The evolution of apps at the heart of the business ecosystem
Thu 29 Jun 2017 | Michael Brown
Michael Brown, Systems Engineering Manager at F5 Networks, discusses the role of apps at the heart of ever-complex business environments…
It is now widely accepted that we are on the verge of the Fourth Industrial Revolution. The fast, emerging technologies, such as artificial intelligence (AI), machine learning, robotics and the IoT, are set to dramatically change society.
Opportunities for unprecedented productivity and efficiencies at a corporate and individual level will unfold, but such progress also brings significant risks.
Apps sit at the heart of our rapidly evolving digital landscape. At one level, they are time-saving functions for consumers that sit as clustered icons on the home screen of their smartphones. At another level, they underpin crucial functions in enterprise processes. In line with the wider digital revolution, apps are undergoing a remarkable change.
Development in the fields of AI and machine learning…is driving collaboration and transforming app design and delivery
As discerning cyber citizens, our expectations of instant service and ‘life on demand’ are growing relentlessly. The arrival of Android Instant Apps signposts a future of much faster and effective app performance through ‘streaming’.
Amazon Echo and Google Home are starting to take new, voice-enabled app interfaces mainstream and untethered from mobile devices.
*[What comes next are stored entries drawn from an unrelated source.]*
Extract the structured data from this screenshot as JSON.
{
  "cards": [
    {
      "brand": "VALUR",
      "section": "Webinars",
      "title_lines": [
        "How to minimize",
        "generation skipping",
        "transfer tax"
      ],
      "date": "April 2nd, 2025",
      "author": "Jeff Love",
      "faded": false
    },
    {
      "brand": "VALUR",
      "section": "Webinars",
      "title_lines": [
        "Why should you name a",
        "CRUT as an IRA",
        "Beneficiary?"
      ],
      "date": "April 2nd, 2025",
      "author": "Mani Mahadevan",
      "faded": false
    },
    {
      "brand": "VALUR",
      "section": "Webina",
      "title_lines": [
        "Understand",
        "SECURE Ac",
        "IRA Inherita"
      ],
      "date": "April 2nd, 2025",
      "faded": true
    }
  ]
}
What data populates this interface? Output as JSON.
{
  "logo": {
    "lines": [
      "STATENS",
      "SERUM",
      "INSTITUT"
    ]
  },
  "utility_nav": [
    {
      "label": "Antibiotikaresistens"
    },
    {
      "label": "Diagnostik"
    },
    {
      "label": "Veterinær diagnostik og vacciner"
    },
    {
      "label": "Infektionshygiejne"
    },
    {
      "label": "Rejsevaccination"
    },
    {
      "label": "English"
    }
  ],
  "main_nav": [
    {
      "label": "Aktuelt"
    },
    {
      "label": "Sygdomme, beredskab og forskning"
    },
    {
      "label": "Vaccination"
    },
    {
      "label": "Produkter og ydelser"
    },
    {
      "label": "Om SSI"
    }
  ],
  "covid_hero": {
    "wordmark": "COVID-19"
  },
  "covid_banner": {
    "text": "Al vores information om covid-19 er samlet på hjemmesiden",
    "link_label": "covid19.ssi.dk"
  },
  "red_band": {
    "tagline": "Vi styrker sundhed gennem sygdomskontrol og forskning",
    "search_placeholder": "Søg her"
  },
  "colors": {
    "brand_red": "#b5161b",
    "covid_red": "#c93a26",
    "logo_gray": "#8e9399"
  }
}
Against this exciting backdrop, there is also rapid pace of development in the fields of AI and machine learning, which is driving collaboration and transforming app design and delivery.
Apps that think for us
From Amazon Echo to Google Home, high profile voice-activated technologies and virtual assistants are becoming more commonplace. Their arrival has certainly struck a chord with tech and novelty-hungry consumers who have a desire to optimise their lives. Voice-recognition is an attractive and convenient interface. As such, nearly a third of consumers across Europe and South Africa have already used voice commands on their mobile devices.
So where to next?
Industry experts are clear on the direction, scale and potential of AI, which they believe is set to underpin a new generation of cognitive apps. These will not only provide users with highly personalised, real-time service, but offer predictive and preventative capabilities. Combining multiple sensors with real-time data analytics, they are set to provide insight and even foresight to optimise our decision-making capabilities.
In the health and wellbeing sector, emerging innovations indicate a huge transformation in the provision of healthcare, with cognitive apps set to be key in improving patient outcomes and achieving cost savings. For consumers, such tools will depend on allowing companies continuous access to a raft of much more personal data, such as biometrics, as well as contextual information (e.g. location).
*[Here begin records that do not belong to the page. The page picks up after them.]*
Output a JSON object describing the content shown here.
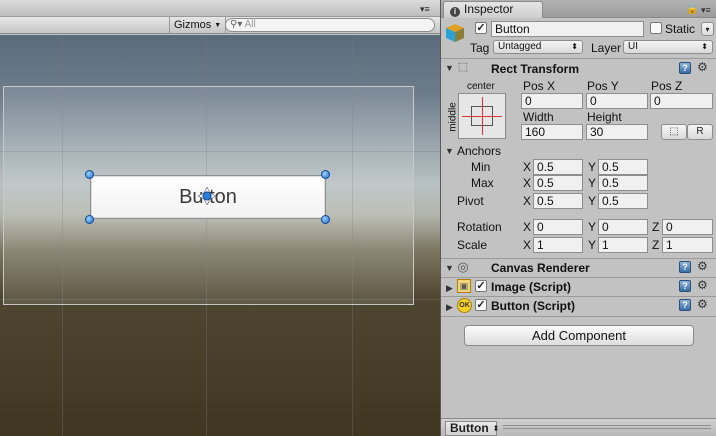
{
  "scene": {
    "gizmos_label": "Gizmos",
    "search_placeholder": "All",
    "button_text": "Button"
  },
  "inspector": {
    "tab_title": "Inspector",
    "object_name": "Button",
    "active": true,
    "static_label": "Static",
    "static_checked": false,
    "tag_label": "Tag",
    "tag_value": "Untagged",
    "layer_label": "Layer",
    "layer_value": "UI",
    "rect_transform": {
      "title": "Rect Transform",
      "anchor_h": "center",
      "anchor_v": "middle",
      "posx_label": "Pos X",
      "posy_label": "Pos Y",
      "posz_label": "Pos Z",
      "posx": "0",
      "posy": "0",
      "posz": "0",
      "width_label": "Width",
      "height_label": "Height",
      "width": "160",
      "height": "30",
      "r_button": "R",
      "anchors_label": "Anchors",
      "min_label": "Min",
      "max_label": "Max",
      "min_x": "0.5",
      "min_y": "0.5",
      "max_x": "0.5",
      "max_y": "0.5",
      "pivot_label": "Pivot",
      "pivot_x": "0.5",
      "pivot_y": "0.5",
      "rotation_label": "Rotation",
      "rot_x": "0",
      "rot_y": "0",
      "rot_z": "0",
      "scale_label": "Scale",
      "scale_x": "1",
      "scale_y": "1",
      "scale_z": "1",
      "x": "X",
      "y": "Y",
      "z": "Z"
    },
    "components": [
      {
        "title": "Canvas Renderer"
      },
      {
        "title": "Image (Script)"
      },
      {
        "title": "Button (Script)"
      }
    ],
    "add_component": "Add Component",
    "footer_title": "Button"
  }
}
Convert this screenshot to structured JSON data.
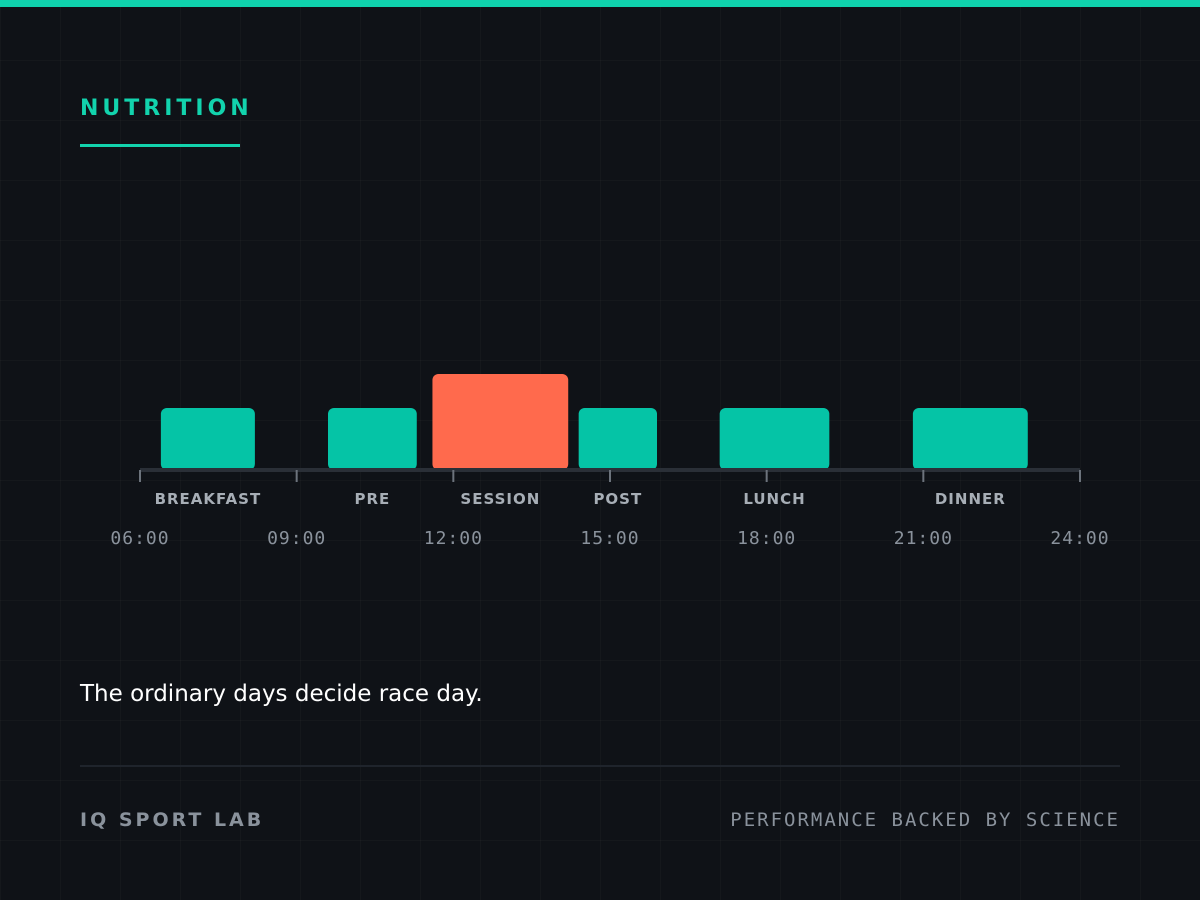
{
  "header": {
    "title": "NUTRITION"
  },
  "colors": {
    "accent": "#12d3ad",
    "meal": "#05c4a6",
    "session": "#ff6a4d",
    "axis": "#2a2f37",
    "label": "#a7aeb6",
    "tick_label": "#8a929c"
  },
  "chart_data": {
    "type": "timeline",
    "x_unit": "hour of day",
    "xlim": [
      6,
      24
    ],
    "ticks": [
      {
        "value": 6,
        "label": "06:00"
      },
      {
        "value": 9,
        "label": "09:00"
      },
      {
        "value": 12,
        "label": "12:00"
      },
      {
        "value": 15,
        "label": "15:00"
      },
      {
        "value": 18,
        "label": "18:00"
      },
      {
        "value": 21,
        "label": "21:00"
      },
      {
        "value": 24,
        "label": "24:00"
      }
    ],
    "events": [
      {
        "label": "BREAKFAST",
        "start": 6.4,
        "end": 8.2,
        "kind": "meal"
      },
      {
        "label": "PRE",
        "start": 9.6,
        "end": 11.3,
        "kind": "meal"
      },
      {
        "label": "SESSION",
        "start": 11.6,
        "end": 14.2,
        "kind": "session"
      },
      {
        "label": "POST",
        "start": 14.4,
        "end": 15.9,
        "kind": "meal"
      },
      {
        "label": "LUNCH",
        "start": 17.1,
        "end": 19.2,
        "kind": "meal"
      },
      {
        "label": "DINNER",
        "start": 20.8,
        "end": 23.0,
        "kind": "meal"
      }
    ]
  },
  "tagline": "The ordinary days decide race day.",
  "footer": {
    "brand": "IQ SPORT LAB",
    "slogan": "PERFORMANCE BACKED BY SCIENCE"
  }
}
There will come a point in time when apps become better at making decisions than people
In the financial sector, interest in more personalised, predictive services is rising when it comes to personal finance. Gen Y consumers, in particular, are keen to engage with services that predict future financial situations, based on professional performance and spending for example. Banks are also considering how AI can help them tackle security threats and fraud.
Advances in wearables or embeddables will make these types of technologies considerably more user-friendly and intuitive, but users will face new considerations in terms of intimacy with certain organisations, as well as increased levels of risk regarding data privacy.
Apps that think beyond the human
In the longer term, there will come a point in time when apps become better at making decisions than people. For this to become reality, critical advances will have to be achieved in areas such as collaborative AI, where virtual assistants and underlying apps can talk to each other and organise an outcome. Apps will also need to be able to self-regulate, write their own programmes and develop their own software without human input.
Such advances bring into focus the concerns of high profile commentators, such as Elon Musk, Stephen Hawking and Bill Gates, who warn of the potential dangers of AI. However, if we assume that combined public and private sector efforts around the globe ensure the progress of AI is in line with humanity’s best interests, this presents the prospect for a new generation of apps.
Current advancements point towards a future where smart applications will see beyond the present and provide detailed advice on how users can change their behaviour to optimise outcomes in the decades to come. However, such possibilities will be highly dependent on the access to rich new data sets promised by the IoT and a combination of different approaches to machine learning.
There is already a growing pressure on organisations and developers to stay relevant with demands changing at pace and security concerns rising. The balance of power is shifting away from businesses, creating enormous opportunities for those capable of delivering apps with speed, flexibility and security.
Apps will continue to drive business prosperity and will increasingly harness the cloud and sit at the heart of complex ecosystems. Therefore, companies must ensure they design, develop and deploy apps with greater rigour to protect sensitive data and meet regulation.
Cognitive technologies and new networks will decentralise applications and force both businesses and the next generation of consumers to rethink the way they interact in the future.